I am trying to solve one interesting problem related to cuda programming.
I have a piece of cuda-code which processes a large number of small block, each containing a fixed number of bodies. Each of these bodies process identical data set, which also depends on the block id. Simple example of such problem is an n-body problem, were each of these bodies in the block interact with the same set of other bodies, except that this set depends on the block id. There are myriad of implementation of such algorithm, so problem is solved as such.
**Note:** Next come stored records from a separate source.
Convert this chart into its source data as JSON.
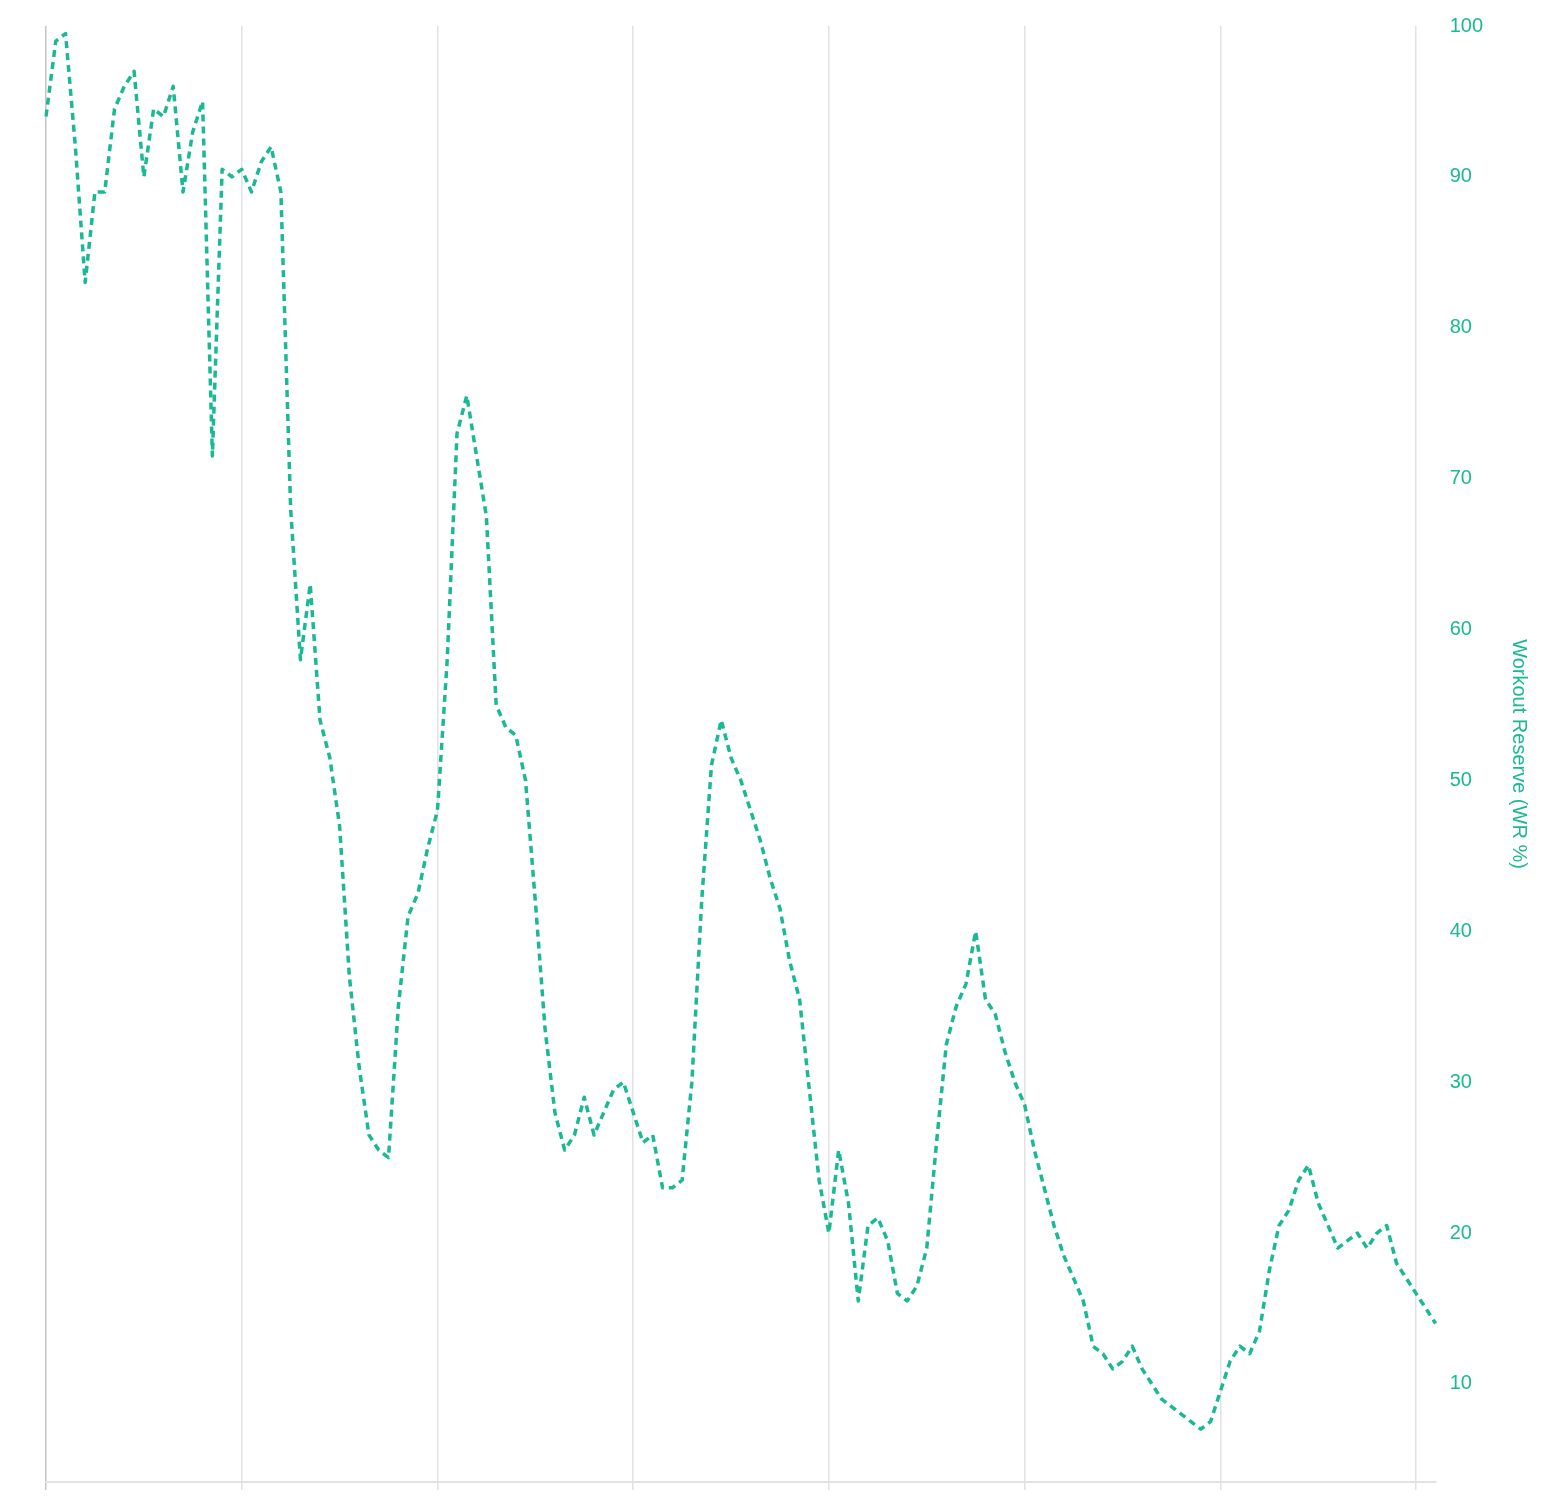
{
  "chart_data": {
    "type": "line",
    "ylabel": "Workout Reserve (WR %)",
    "categories": [
      null,
      null,
      null,
      null,
      null,
      null,
      null,
      null,
      null,
      null,
      null,
      null,
      null,
      null,
      null,
      null,
      null,
      null,
      null,
      null,
      null,
      null,
      null,
      null,
      null,
      null,
      null,
      null,
      null,
      null,
      null,
      null,
      null,
      null,
      null,
      null,
      null,
      null,
      null,
      null,
      null,
      null,
      null,
      null,
      null,
      null,
      null,
      null,
      null,
      null,
      null,
      null,
      null,
      null,
      null,
      null,
      null,
      null,
      null,
      null,
      null,
      null,
      null,
      null,
      null,
      null,
      null,
      null,
      null,
      null,
      null,
      null,
      null,
      null,
      null,
      null,
      null,
      null,
      null,
      null,
      null,
      null,
      null,
      null,
      null,
      null,
      null,
      null,
      null,
      null,
      null,
      null,
      null,
      null,
      null,
      null,
      null,
      null,
      null,
      null,
      null,
      null,
      null,
      null,
      null,
      null,
      null,
      null,
      null,
      null,
      null,
      null,
      null,
      null,
      null,
      null,
      null,
      null,
      null,
      null,
      null,
      null,
      null,
      null,
      null,
      null,
      null,
      null,
      null,
      null,
      null,
      null,
      null,
      null,
      null,
      null,
      null,
      null,
      null,
      null,
      null,
      null,
      null
    ],
    "series": [
      {
        "color": "#19b995",
        "values": [
          94,
          99,
          99.5,
          92,
          83,
          89,
          89,
          94.5,
          96,
          97,
          90,
          94.5,
          94,
          96,
          89,
          93,
          95,
          71.5,
          90.5,
          90,
          90.5,
          89,
          91,
          92,
          89,
          68,
          58,
          63,
          54,
          51.5,
          47,
          37,
          31,
          26.5,
          25.5,
          25,
          35,
          41,
          42.5,
          45.5,
          48,
          58,
          73,
          75.5,
          71.5,
          67.5,
          55,
          53.5,
          53,
          50,
          42,
          33.5,
          28,
          25.5,
          26.5,
          29,
          26.5,
          28,
          29.5,
          30,
          28,
          26,
          26.5,
          23,
          23,
          23.5,
          30,
          42,
          51,
          54,
          51.5,
          50,
          48,
          46,
          43.5,
          41.5,
          38,
          35.5,
          29.5,
          23.5,
          20,
          25.5,
          22,
          15.5,
          20.5,
          21,
          19.5,
          16,
          15.5,
          16.5,
          19,
          26,
          32.5,
          35,
          36.5,
          40,
          35.5,
          34.5,
          32,
          30,
          28.5,
          25.5,
          23,
          20.5,
          18.5,
          17,
          15.5,
          12.5,
          12,
          11,
          11.5,
          12.5,
          11,
          10,
          9,
          8.5,
          8,
          7.5,
          7,
          7.5,
          9.5,
          11.5,
          12.5,
          12,
          13.5,
          17.5,
          20.5,
          21.5,
          23.5,
          24.5,
          22,
          20.5,
          19,
          19.5,
          20,
          19,
          20,
          20.5,
          18,
          17,
          16,
          15,
          14
        ]
      }
    ],
    "ylim": [
      3.5,
      100
    ],
    "yticks": [
      10,
      20,
      30,
      40,
      50,
      60,
      70,
      80,
      90,
      100
    ],
    "grid": "x",
    "legend": false,
    "tick_labels": "y",
    "marker": "none",
    "line_style": "dashed"
  }
}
My interest is to have number of bodies in a block equal to 16 or 32. Ideally, I’d like to use blockSize of 16 or 32 respectively, but unfortunately cuda-performance drops if blockSize < 64. With blockSize=64, only 1/4 or 1/2 of threads are active respectively, so the performance is lost. Use of large number of bodies is possible, but is not desirable. Though the first thing that may come to mind is to split the data set into smaller number of parts if number of bodies < 64, as shown in GPU gems, n-body problem. Unfortunately, it is not possible in my case because the data set is build as it processed, and so its size is not know at the begining.
The solution, which I thought may work, is to logically subdivide a block into warps, i.e. warpId = tid / 32 & warp_tid = tid % 32. Here, I rely on the assumption that GPU splits a block into a nWarp=blockSize/32 number of warps, with each warp processing threads from warpId * 32 to warpId * 32 + 31. Since a given instruction is executed by all threads in a given warp concurrently, and warps do not harass each other data, by design of the algorithm, the race conditions will not occurs, and therefore there is no need to use __syncthreads(); as a bonus each warp has its own code-path.
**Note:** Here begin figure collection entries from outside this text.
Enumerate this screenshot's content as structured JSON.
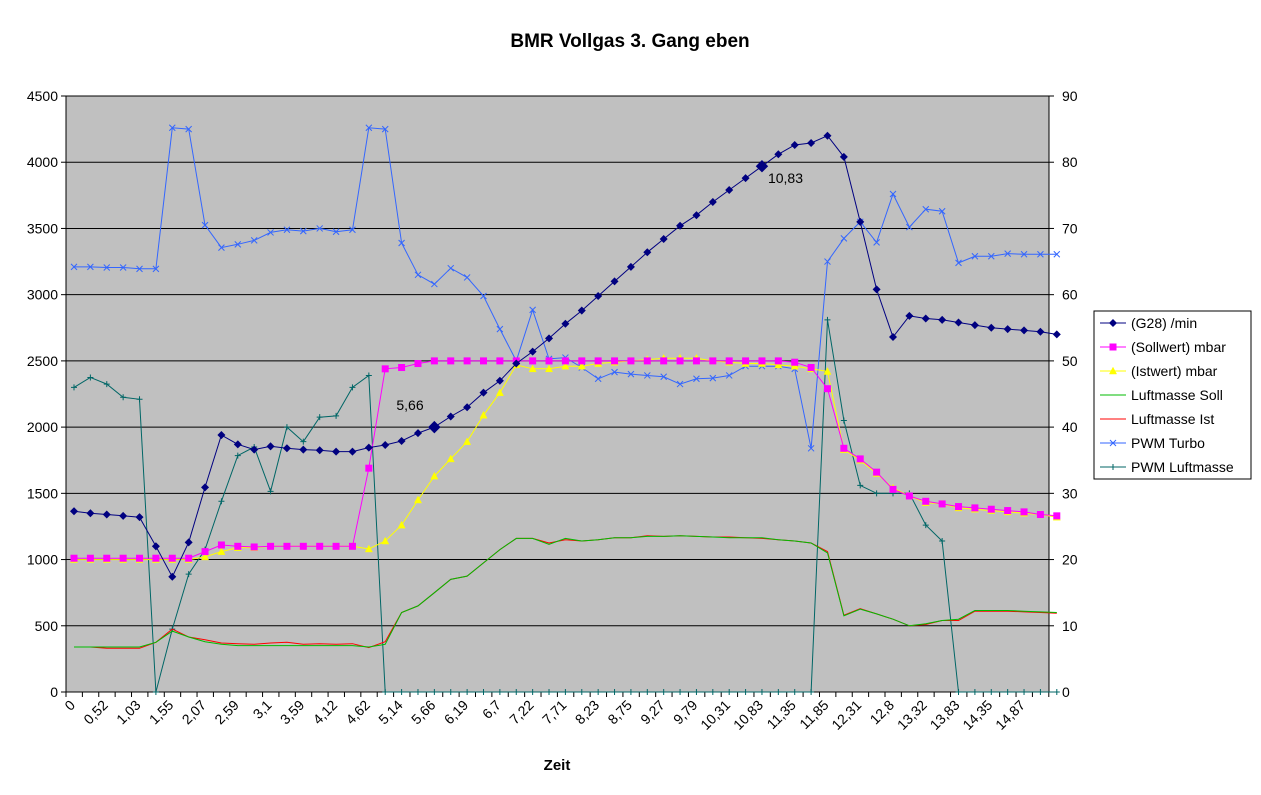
{
  "chart_data": {
    "type": "line",
    "title": "BMR Vollgas 3. Gang eben",
    "xlabel": "Zeit",
    "ylabel": "",
    "ylim": [
      0,
      4500
    ],
    "y2lim": [
      0,
      90
    ],
    "yticks": [
      0,
      500,
      1000,
      1500,
      2000,
      2500,
      3000,
      3500,
      4000,
      4500
    ],
    "y2ticks": [
      0,
      10,
      20,
      30,
      40,
      50,
      60,
      70,
      80,
      90
    ],
    "grid": true,
    "legend_position": "right",
    "categories": [
      "0",
      "0,26",
      "0,52",
      "0,78",
      "1,03",
      "1,29",
      "1,55",
      "1,81",
      "2,07",
      "2,33",
      "2,59",
      "2,85",
      "3,1",
      "3,35",
      "3,59",
      "3,86",
      "4,12",
      "4,37",
      "4,62",
      "4,88",
      "5,14",
      "5,40",
      "5,66",
      "5,93",
      "6,19",
      "6,45",
      "6,7",
      "6,96",
      "7,22",
      "7,47",
      "7,71",
      "7,97",
      "8,23",
      "8,49",
      "8,75",
      "9,01",
      "9,27",
      "9,53",
      "9,79",
      "10,05",
      "10,31",
      "10,57",
      "10,83",
      "11,09",
      "11,35",
      "11,60",
      "11,85",
      "12,08",
      "12,31",
      "12,56",
      "12,8",
      "13,06",
      "13,32",
      "13,58",
      "13,83",
      "14,09",
      "14,35",
      "14,61",
      "14,87",
      "15,13",
      "15,39"
    ],
    "x_tick_labels": [
      "0",
      "0,52",
      "1,03",
      "1,55",
      "2,07",
      "2,59",
      "3,1",
      "3,59",
      "4,12",
      "4,62",
      "5,14",
      "5,66",
      "6,19",
      "6,7",
      "7,22",
      "7,71",
      "8,23",
      "8,75",
      "9,27",
      "9,79",
      "10,31",
      "10,83",
      "11,35",
      "11,85",
      "12,31",
      "12,8",
      "13,32",
      "13,83",
      "14,35",
      "14,87"
    ],
    "series": [
      {
        "name": "(G28)  /min",
        "axis": "left",
        "color": "#000080",
        "marker": "diamond",
        "values": [
          1365,
          1350,
          1340,
          1330,
          1320,
          1100,
          870,
          1130,
          1545,
          1940,
          1870,
          1830,
          1855,
          1840,
          1830,
          1825,
          1815,
          1815,
          1845,
          1865,
          1895,
          1955,
          2000,
          2080,
          2150,
          2260,
          2350,
          2480,
          2570,
          2670,
          2780,
          2880,
          2990,
          3100,
          3210,
          3320,
          3420,
          3520,
          3600,
          3700,
          3790,
          3880,
          3970,
          4060,
          4130,
          4145,
          4200,
          4040,
          3550,
          3040,
          2680,
          2840,
          2820,
          2810,
          2790,
          2770,
          2750,
          2740,
          2730,
          2720,
          2700
        ]
      },
      {
        "name": "(Sollwert)  mbar",
        "axis": "left",
        "color": "#ff00ff",
        "marker": "square",
        "values": [
          1010,
          1010,
          1010,
          1010,
          1010,
          1010,
          1010,
          1010,
          1060,
          1110,
          1100,
          1095,
          1100,
          1100,
          1100,
          1100,
          1100,
          1100,
          1690,
          2440,
          2450,
          2480,
          2500,
          2500,
          2500,
          2500,
          2500,
          2500,
          2500,
          2500,
          2500,
          2500,
          2500,
          2500,
          2500,
          2500,
          2500,
          2500,
          2500,
          2500,
          2500,
          2500,
          2500,
          2500,
          2490,
          2450,
          2290,
          1840,
          1760,
          1660,
          1530,
          1480,
          1440,
          1420,
          1400,
          1390,
          1380,
          1370,
          1360,
          1340,
          1330
        ]
      },
      {
        "name": "(Istwert)  mbar",
        "axis": "left",
        "color": "#ffff00",
        "marker": "triangle",
        "values": [
          1000,
          1000,
          1000,
          1000,
          1000,
          1000,
          1000,
          1000,
          1020,
          1060,
          1090,
          1090,
          1100,
          1100,
          1100,
          1100,
          1100,
          1100,
          1080,
          1140,
          1260,
          1450,
          1630,
          1760,
          1890,
          2090,
          2260,
          2470,
          2440,
          2440,
          2460,
          2460,
          2480,
          2490,
          2500,
          2510,
          2520,
          2520,
          2520,
          2500,
          2490,
          2480,
          2480,
          2470,
          2460,
          2440,
          2420,
          1830,
          1750,
          1650,
          1540,
          1480,
          1430,
          1420,
          1390,
          1380,
          1370,
          1360,
          1350,
          1340,
          1320
        ]
      },
      {
        "name": "Luftmasse Soll",
        "axis": "right",
        "color": "#00bb00",
        "marker": "none",
        "values": [
          6.8,
          6.8,
          6.8,
          6.8,
          6.8,
          7.5,
          9.2,
          8.3,
          7.6,
          7.2,
          7.0,
          7.0,
          7.0,
          7.0,
          7.0,
          7.0,
          7.0,
          7.0,
          6.8,
          7.2,
          12,
          13,
          15,
          17,
          17.5,
          19.5,
          21.5,
          23.2,
          23.2,
          22.3,
          23.2,
          22.8,
          23,
          23.3,
          23.3,
          23.5,
          23.5,
          23.6,
          23.5,
          23.4,
          23.3,
          23.3,
          23.3,
          23,
          22.8,
          22.5,
          21,
          11.5,
          12.5,
          11.8,
          11,
          10,
          10.3,
          10.8,
          11,
          12.3,
          12.3,
          12.3,
          12.2,
          12.1,
          12
        ]
      },
      {
        "name": "Luftmasse Ist",
        "axis": "right",
        "color": "#ff0000",
        "marker": "none",
        "values": [
          6.8,
          6.8,
          6.6,
          6.6,
          6.6,
          7.5,
          9.5,
          8.3,
          7.9,
          7.4,
          7.3,
          7.2,
          7.4,
          7.5,
          7.2,
          7.3,
          7.2,
          7.3,
          6.7,
          7.6,
          12,
          13,
          15,
          17,
          17.5,
          19.5,
          21.5,
          23.2,
          23.2,
          22.5,
          23,
          22.8,
          23,
          23.3,
          23.3,
          23.6,
          23.5,
          23.6,
          23.5,
          23.4,
          23.4,
          23.3,
          23.2,
          23,
          22.8,
          22.5,
          21.2,
          11.6,
          12.6,
          11.8,
          11,
          10,
          10.2,
          10.8,
          10.8,
          12.2,
          12.2,
          12.2,
          12.1,
          12,
          11.9
        ]
      },
      {
        "name": "PWM Turbo",
        "axis": "right",
        "color": "#3366ff",
        "marker": "x",
        "values": [
          64.2,
          64.2,
          64.1,
          64.1,
          63.9,
          63.9,
          85.2,
          85,
          70.5,
          67.1,
          67.6,
          68.2,
          69.4,
          69.8,
          69.6,
          70,
          69.5,
          69.8,
          85.2,
          85,
          67.8,
          63,
          61.6,
          64,
          62.6,
          59.8,
          54.8,
          50,
          57.7,
          50.3,
          50.5,
          49,
          47.3,
          48.3,
          48,
          47.8,
          47.6,
          46.5,
          47.3,
          47.4,
          47.8,
          49.2,
          49.2,
          49.2,
          48.8,
          36.8,
          65,
          68.5,
          71,
          67.9,
          75.2,
          70.2,
          72.9,
          72.6,
          64.8,
          65.8,
          65.8,
          66.2,
          66.1,
          66.1,
          66.1
        ]
      },
      {
        "name": "PWM Luftmasse",
        "axis": "right",
        "color": "#006666",
        "marker": "plus",
        "values": [
          46,
          47.5,
          46.5,
          44.5,
          44.2,
          0,
          9.5,
          17.8,
          21.5,
          28.8,
          35.7,
          37,
          30.3,
          40,
          37.8,
          41.5,
          41.7,
          46,
          47.8,
          0,
          0,
          0,
          0,
          0,
          0,
          0,
          0,
          0,
          0,
          0,
          0,
          0,
          0,
          0,
          0,
          0,
          0,
          0,
          0,
          0,
          0,
          0,
          0,
          0,
          0,
          0,
          56.2,
          41,
          31.2,
          30,
          30,
          30,
          25.2,
          22.8,
          0,
          0,
          0,
          0,
          0,
          0,
          0
        ]
      }
    ],
    "annotations": [
      {
        "text": "5,66",
        "series": "(G28)  /min",
        "category": "5,66"
      },
      {
        "text": "10,83",
        "series": "(G28)  /min",
        "category": "10,83"
      }
    ]
  }
}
In this case I can decrease the minimal parallel block of the problem, and yet efficiently use the hardware.
Since it is way to hard to debug a code w/o __syncthreads() (such code won’t run correctly in the device-emulation mode), I wrote the code with __syncthreads() to assure that it works in both emulation & native mode, and run it with blockSize = 32. The code runs as expected, in both modes.
So I proceed removing __syncthreads() from everywhere to test if the code runs. Here I run in myriad of difficulties. Removal of some __syncthreads() do not alter the behaviour of the code (though it will with blockSize = 64 and 64 bodies per block), but there are some places in the code where removal of this barrier causes lock-up of GPU, and this is reproducible. Such lock-ups I can only recover from by cold reboot. :S
Has anyone thought of / implemented such algorithm, which rely on warp-parallelism instead of block-parallelism? Since it is extremely hard to debug the code to nail down the problem–every time code crashes, the PC requires a cold reboot–, and that there could be a bug in the code it self, my other question is whether the assumption that the threads in a block are grouped into warps sequentially is correct or not? Because if it is not, such a scheme will not work and I will have to stick with 64 bodies per thread.